石垣島は、自衛隊による前線基地化が急ピッチで進められていた。北朝鮮による弾道ミサイル実験に対応するために、迎撃ミサイルシステムPAC3が今も配備されている。

金平キャスター
「目の前にPAC3が見えます。こんな近くで見られるとは思わなかったんですけど、この人工ビーチは、7月に一般市民に開放されるので、この後、どうするんでしょうかね」

半世紀撮り続けてきたのは沖縄の人の強さ

2021年3月、石川真生さんは、それまでの写真家生活の集大成として、那覇の県立博物館・美術館で、大規模な写真展を開催した。

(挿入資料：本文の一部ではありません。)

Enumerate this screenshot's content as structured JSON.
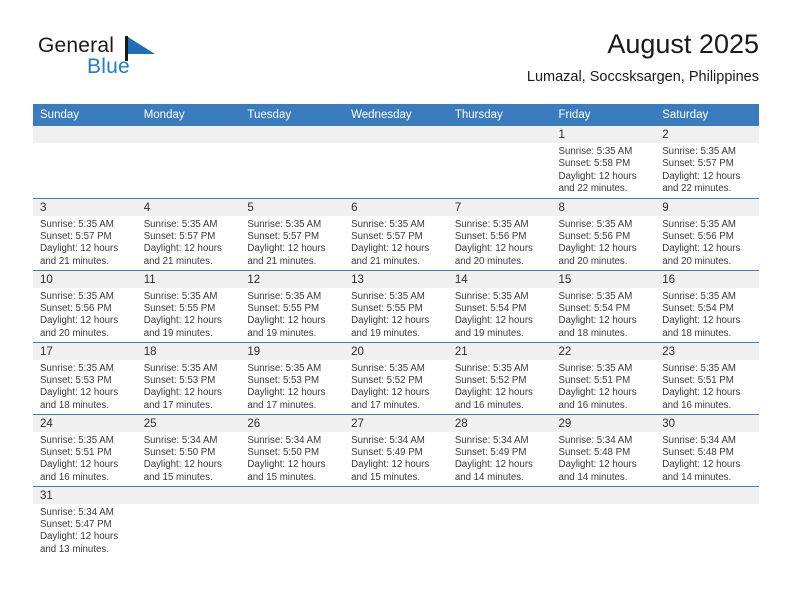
{
  "logo": {
    "word_top": "General",
    "word_bottom": "Blue",
    "flag_icon": "blue-flag-triangle-icon",
    "top_color": "#1a1a1a",
    "bottom_color": "#1d7fc3"
  },
  "header": {
    "title": "August 2025",
    "subtitle": "Lumazal, Soccsksargen, Philippines"
  },
  "theme": {
    "header_blue": "#3a7cbe",
    "daynum_strip": "#f0f0f0",
    "text": "#3a3a3a"
  },
  "weekday_headers": [
    "Sunday",
    "Monday",
    "Tuesday",
    "Wednesday",
    "Thursday",
    "Friday",
    "Saturday"
  ],
  "weeks": [
    [
      {
        "day": "",
        "empty": true
      },
      {
        "day": "",
        "empty": true
      },
      {
        "day": "",
        "empty": true
      },
      {
        "day": "",
        "empty": true
      },
      {
        "day": "",
        "empty": true
      },
      {
        "day": "1",
        "sunrise": "Sunrise: 5:35 AM",
        "sunset": "Sunset: 5:58 PM",
        "daylight_1": "Daylight: 12 hours",
        "daylight_2": "and 22 minutes."
      },
      {
        "day": "2",
        "sunrise": "Sunrise: 5:35 AM",
        "sunset": "Sunset: 5:57 PM",
        "daylight_1": "Daylight: 12 hours",
        "daylight_2": "and 22 minutes."
      }
    ],
    [
      {
        "day": "3",
        "sunrise": "Sunrise: 5:35 AM",
        "sunset": "Sunset: 5:57 PM",
        "daylight_1": "Daylight: 12 hours",
        "daylight_2": "and 21 minutes."
      },
      {
        "day": "4",
        "sunrise": "Sunrise: 5:35 AM",
        "sunset": "Sunset: 5:57 PM",
        "daylight_1": "Daylight: 12 hours",
        "daylight_2": "and 21 minutes."
      },
      {
        "day": "5",
        "sunrise": "Sunrise: 5:35 AM",
        "sunset": "Sunset: 5:57 PM",
        "daylight_1": "Daylight: 12 hours",
        "daylight_2": "and 21 minutes."
      },
      {
        "day": "6",
        "sunrise": "Sunrise: 5:35 AM",
        "sunset": "Sunset: 5:57 PM",
        "daylight_1": "Daylight: 12 hours",
        "daylight_2": "and 21 minutes."
      },
      {
        "day": "7",
        "sunrise": "Sunrise: 5:35 AM",
        "sunset": "Sunset: 5:56 PM",
        "daylight_1": "Daylight: 12 hours",
        "daylight_2": "and 20 minutes."
      },
      {
        "day": "8",
        "sunrise": "Sunrise: 5:35 AM",
        "sunset": "Sunset: 5:56 PM",
        "daylight_1": "Daylight: 12 hours",
        "daylight_2": "and 20 minutes."
      },
      {
        "day": "9",
        "sunrise": "Sunrise: 5:35 AM",
        "sunset": "Sunset: 5:56 PM",
        "daylight_1": "Daylight: 12 hours",
        "daylight_2": "and 20 minutes."
      }
    ],
    [
      {
        "day": "10",
        "sunrise": "Sunrise: 5:35 AM",
        "sunset": "Sunset: 5:56 PM",
        "daylight_1": "Daylight: 12 hours",
        "daylight_2": "and 20 minutes."
      },
      {
        "day": "11",
        "sunrise": "Sunrise: 5:35 AM",
        "sunset": "Sunset: 5:55 PM",
        "daylight_1": "Daylight: 12 hours",
        "daylight_2": "and 19 minutes."
      },
      {
        "day": "12",
        "sunrise": "Sunrise: 5:35 AM",
        "sunset": "Sunset: 5:55 PM",
        "daylight_1": "Daylight: 12 hours",
        "daylight_2": "and 19 minutes."
      },
      {
        "day": "13",
        "sunrise": "Sunrise: 5:35 AM",
        "sunset": "Sunset: 5:55 PM",
        "daylight_1": "Daylight: 12 hours",
        "daylight_2": "and 19 minutes."
      },
      {
        "day": "14",
        "sunrise": "Sunrise: 5:35 AM",
        "sunset": "Sunset: 5:54 PM",
        "daylight_1": "Daylight: 12 hours",
        "daylight_2": "and 19 minutes."
      },
      {
        "day": "15",
        "sunrise": "Sunrise: 5:35 AM",
        "sunset": "Sunset: 5:54 PM",
        "daylight_1": "Daylight: 12 hours",
        "daylight_2": "and 18 minutes."
      },
      {
        "day": "16",
        "sunrise": "Sunrise: 5:35 AM",
        "sunset": "Sunset: 5:54 PM",
        "daylight_1": "Daylight: 12 hours",
        "daylight_2": "and 18 minutes."
      }
    ],
    [
      {
        "day": "17",
        "sunrise": "Sunrise: 5:35 AM",
        "sunset": "Sunset: 5:53 PM",
        "daylight_1": "Daylight: 12 hours",
        "daylight_2": "and 18 minutes."
      },
      {
        "day": "18",
        "sunrise": "Sunrise: 5:35 AM",
        "sunset": "Sunset: 5:53 PM",
        "daylight_1": "Daylight: 12 hours",
        "daylight_2": "and 17 minutes."
      },
      {
        "day": "19",
        "sunrise": "Sunrise: 5:35 AM",
        "sunset": "Sunset: 5:53 PM",
        "daylight_1": "Daylight: 12 hours",
        "daylight_2": "and 17 minutes."
      },
      {
        "day": "20",
        "sunrise": "Sunrise: 5:35 AM",
        "sunset": "Sunset: 5:52 PM",
        "daylight_1": "Daylight: 12 hours",
        "daylight_2": "and 17 minutes."
      },
      {
        "day": "21",
        "sunrise": "Sunrise: 5:35 AM",
        "sunset": "Sunset: 5:52 PM",
        "daylight_1": "Daylight: 12 hours",
        "daylight_2": "and 16 minutes."
      },
      {
        "day": "22",
        "sunrise": "Sunrise: 5:35 AM",
        "sunset": "Sunset: 5:51 PM",
        "daylight_1": "Daylight: 12 hours",
        "daylight_2": "and 16 minutes."
      },
      {
        "day": "23",
        "sunrise": "Sunrise: 5:35 AM",
        "sunset": "Sunset: 5:51 PM",
        "daylight_1": "Daylight: 12 hours",
        "daylight_2": "and 16 minutes."
      }
    ],
    [
      {
        "day": "24",
        "sunrise": "Sunrise: 5:35 AM",
        "sunset": "Sunset: 5:51 PM",
        "daylight_1": "Daylight: 12 hours",
        "daylight_2": "and 16 minutes."
      },
      {
        "day": "25",
        "sunrise": "Sunrise: 5:34 AM",
        "sunset": "Sunset: 5:50 PM",
        "daylight_1": "Daylight: 12 hours",
        "daylight_2": "and 15 minutes."
      },
      {
        "day": "26",
        "sunrise": "Sunrise: 5:34 AM",
        "sunset": "Sunset: 5:50 PM",
        "daylight_1": "Daylight: 12 hours",
        "daylight_2": "and 15 minutes."
      },
      {
        "day": "27",
        "sunrise": "Sunrise: 5:34 AM",
        "sunset": "Sunset: 5:49 PM",
        "daylight_1": "Daylight: 12 hours",
        "daylight_2": "and 15 minutes."
      },
      {
        "day": "28",
        "sunrise": "Sunrise: 5:34 AM",
        "sunset": "Sunset: 5:49 PM",
        "daylight_1": "Daylight: 12 hours",
        "daylight_2": "and 14 minutes."
      },
      {
        "day": "29",
        "sunrise": "Sunrise: 5:34 AM",
        "sunset": "Sunset: 5:48 PM",
        "daylight_1": "Daylight: 12 hours",
        "daylight_2": "and 14 minutes."
      },
      {
        "day": "30",
        "sunrise": "Sunrise: 5:34 AM",
        "sunset": "Sunset: 5:48 PM",
        "daylight_1": "Daylight: 12 hours",
        "daylight_2": "and 14 minutes."
      }
    ],
    [
      {
        "day": "31",
        "sunrise": "Sunrise: 5:34 AM",
        "sunset": "Sunset: 5:47 PM",
        "daylight_1": "Daylight: 12 hours",
        "daylight_2": "and 13 minutes."
      },
      {
        "day": "",
        "empty": true
      },
      {
        "day": "",
        "empty": true
      },
      {
        "day": "",
        "empty": true
      },
      {
        "day": "",
        "empty": true
      },
      {
        "day": "",
        "empty": true
      },
      {
        "day": "",
        "empty": true
      }
    ]
  ]
}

写真家としての真生さんの評価は今では海外にも広がり、ニューヨークのメトロポリタン美術館にも作品が収蔵されている。

早稲田大学教授 G・ドボルザークさん
「“(沖縄は)植民地支配されている”と、やはり被害者ではなく、サバイバー=乗り越えてきている人たち、その強さ」

映像批評家 仲里効さん
「かつて若い頃のイメージというのは、ギンギラギンのパンクお姉さんという感じ」

キュレーター・批評家 天野太郎さん
「ミイラ取りがミイラに実はなる直前なんですよ。ミイラ取りがミイラになってない」

ポスターに使われたのが、親冨祖さん一家を撮ったこの写真だ。

親冨祖愛さんは、父親は基地のアメリカ黒人兵。母は沖縄の女性。子どもの頃、差別の視線を浴びながら、生きてきた。

4年前、4人目の子どもを「自力出産」した。真生さんは、愛さんに沖縄の女性の強さを感じている。